How Hardware Helps and Hurts Software Security
Computer games should not be able to learn sensitive data from banking apps – even when they run on the same processor. Also, a vulnerability in a single application should not compromise the security of an entire system. Ensuring strong isolation between software components is fundamental to modern system architectures, from IoT and mobile devices to large-scale cloud services.

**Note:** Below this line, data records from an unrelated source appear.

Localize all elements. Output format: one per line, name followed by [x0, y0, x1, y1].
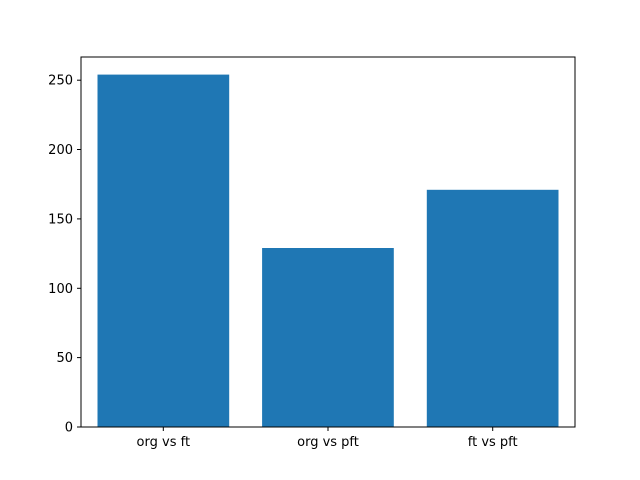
y-tick-label: 150 [48, 212, 73, 227]
bar-org-vs-ft [97, 74, 230, 427]
y-tick-label: 50 [56, 351, 73, 366]
bar-org-vs-pft [262, 248, 394, 427]
y-tick-label: 100 [48, 282, 73, 297]
y-tick-label: 250 [48, 74, 73, 89]
y-tick-label: 0 [65, 421, 73, 436]
bar-ft-vs-pft [426, 189, 559, 427]
x-tick-label: ft vs pft [468, 435, 518, 450]
x-tick-label: org vs pft [297, 435, 359, 450]
y-tick-label: 200 [48, 143, 73, 158]
x-tick-label: org vs ft [137, 435, 191, 450]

In recent years, hardware has made significant strides in supporting isolation of different security contexts. At the same time, advances in side-channel attacks have shown that even strong isolation mechanisms can be undermined through physical, microarchitectural, and software-level effects. This talk explores selected recent research on how hardware mechanisms can strengthen software isolation and how side-channel attacks, at the same time, can erode such boundaries.
Speaker Biography
Prof. Stefan Mangard is the head of the Institute of Information Security at Graz University of Technology. His research focuses on hardware security – from physical side channels to the design of secure system architectures. He has authored around 150 peer-reviewed publications and a widely cited textbook on power analysis attacks. Prof. Mangard received an ERC Consolidator Grant for his work on securing processors against physical attacks. He holds MSc and PhD degrees in Computer Engineering from Graz University of Technology. Before his academic career, he worked as a security architect at Infineon Technologies, where he contributed to the design of secure smart card platforms.